Christian Sautter. - Le sentiment prévaut au sein du personnel que la réforme est inévitable. Il en résulte bien sûr une appréhension, compréhensible compte tenu des grands changements à opérer. Mais les agents ont aussi conscience que le métier va devenir plus intéressant, si la formation et la carrière sont adaptées.

« La Tribune ». - Quels seront ces grands changements ?

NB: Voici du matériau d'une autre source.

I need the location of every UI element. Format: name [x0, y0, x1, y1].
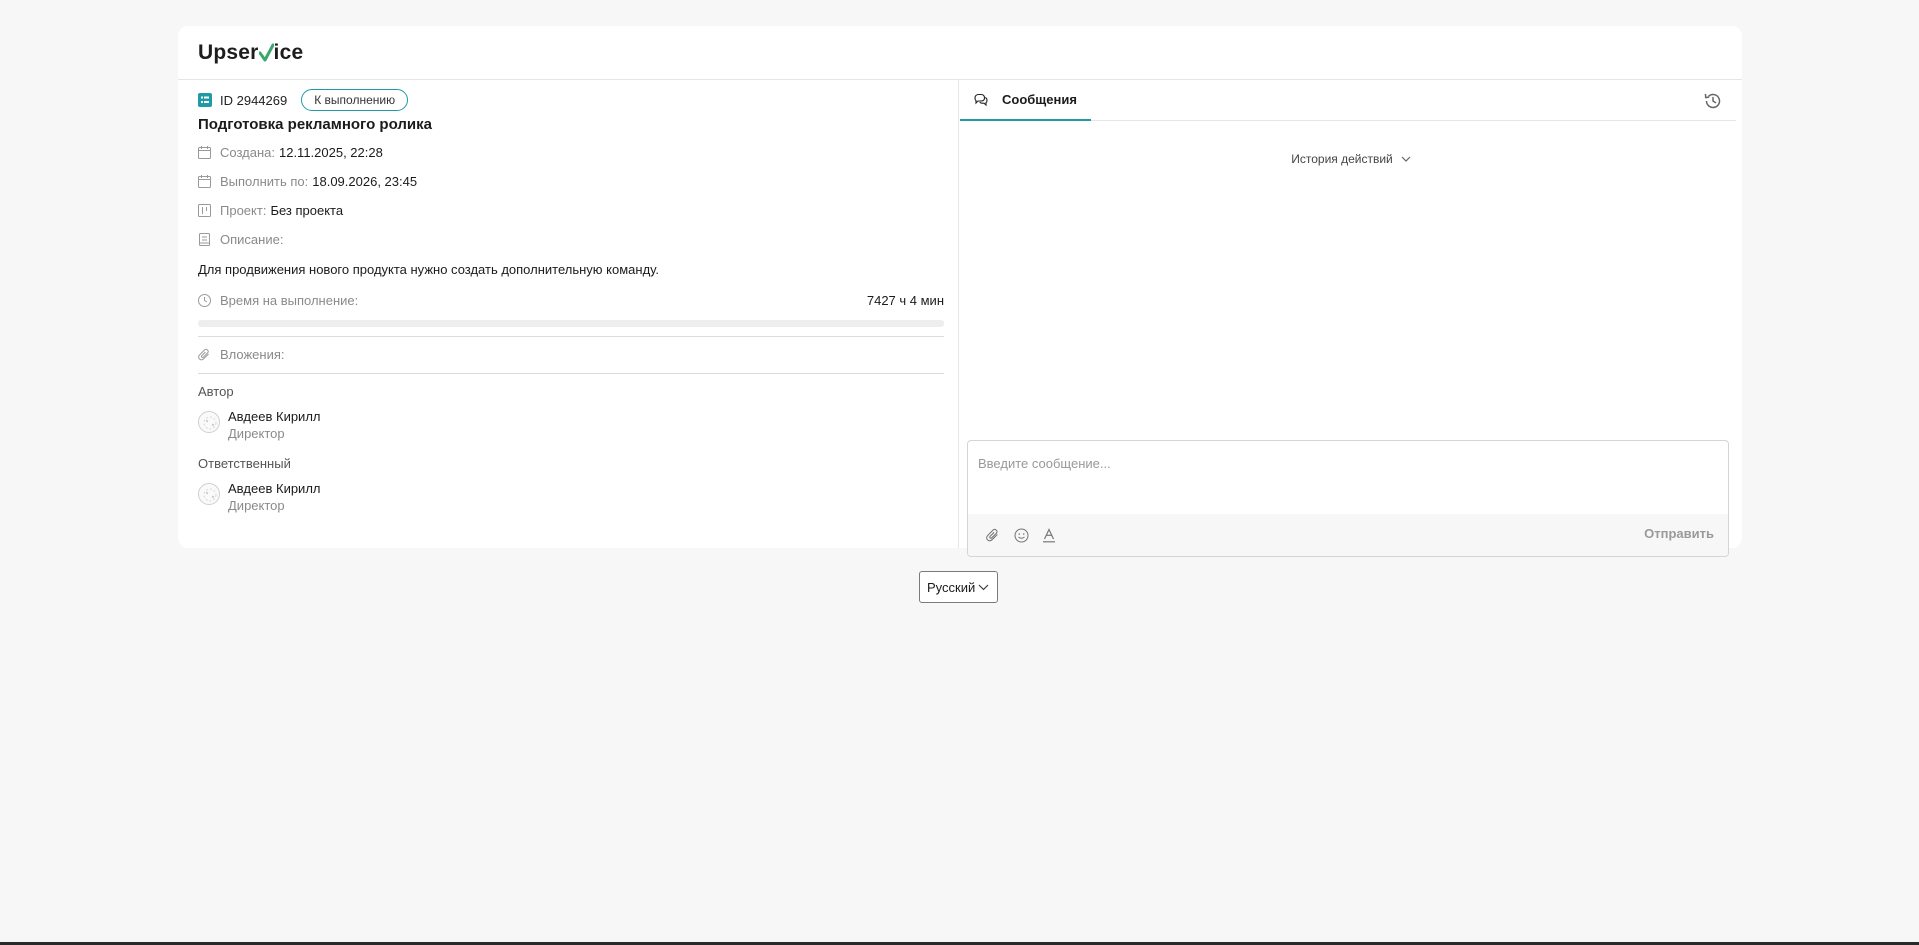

• Il faut faire en sorte qu'un particulier ou une PME puissent réaliser l'ensemble de ses démarches fiscales avec un seul interlocuteur. Les fonctionnaires ne peuvent-ils pas répondre davantage par téléphone ? La question des centres d'appel est posée. Et peut-on imaginer qu'un même agent puisse avoir à sa disposition l'ensemble des impôts d'un contribuable, alors qu'actuellement ceux-ci sont dispersés ? Nous avons réfléchi, lors de ces rencontres, à ce que pourrait être un généraliste de la fiscalité. Enfin, est soulevé le problème des 4.800 points de contacts avec les usagers, dont 4.000 trésoreries. Aura-t-on besoin de tout cela ? Doit-on, tout en sachant que le percepteur est un auxiliaire indispensable de maires ruraux, disposer d'une implantation dans chaque canton ? Quand on trouve moins de trois agents dans une trésorerie, les conditions de travail et de service ne permettent pas un bon fonctionnement. Le critère du coût de ce réseau doit aussi être pris en compte. Mais la question ne se pose pas de manière identique en montagne et dans la Beauce, les possibilités de déplacement n'étant pas les mêmes. J'espère que, d'ici à la fin septembre, les cadres et les autres agents sur le terrain pourront nous faire des suggestions.

« La Tribune ». - Vous voulez aussi renforcer les liens entre établissement et collecte de l'impôt…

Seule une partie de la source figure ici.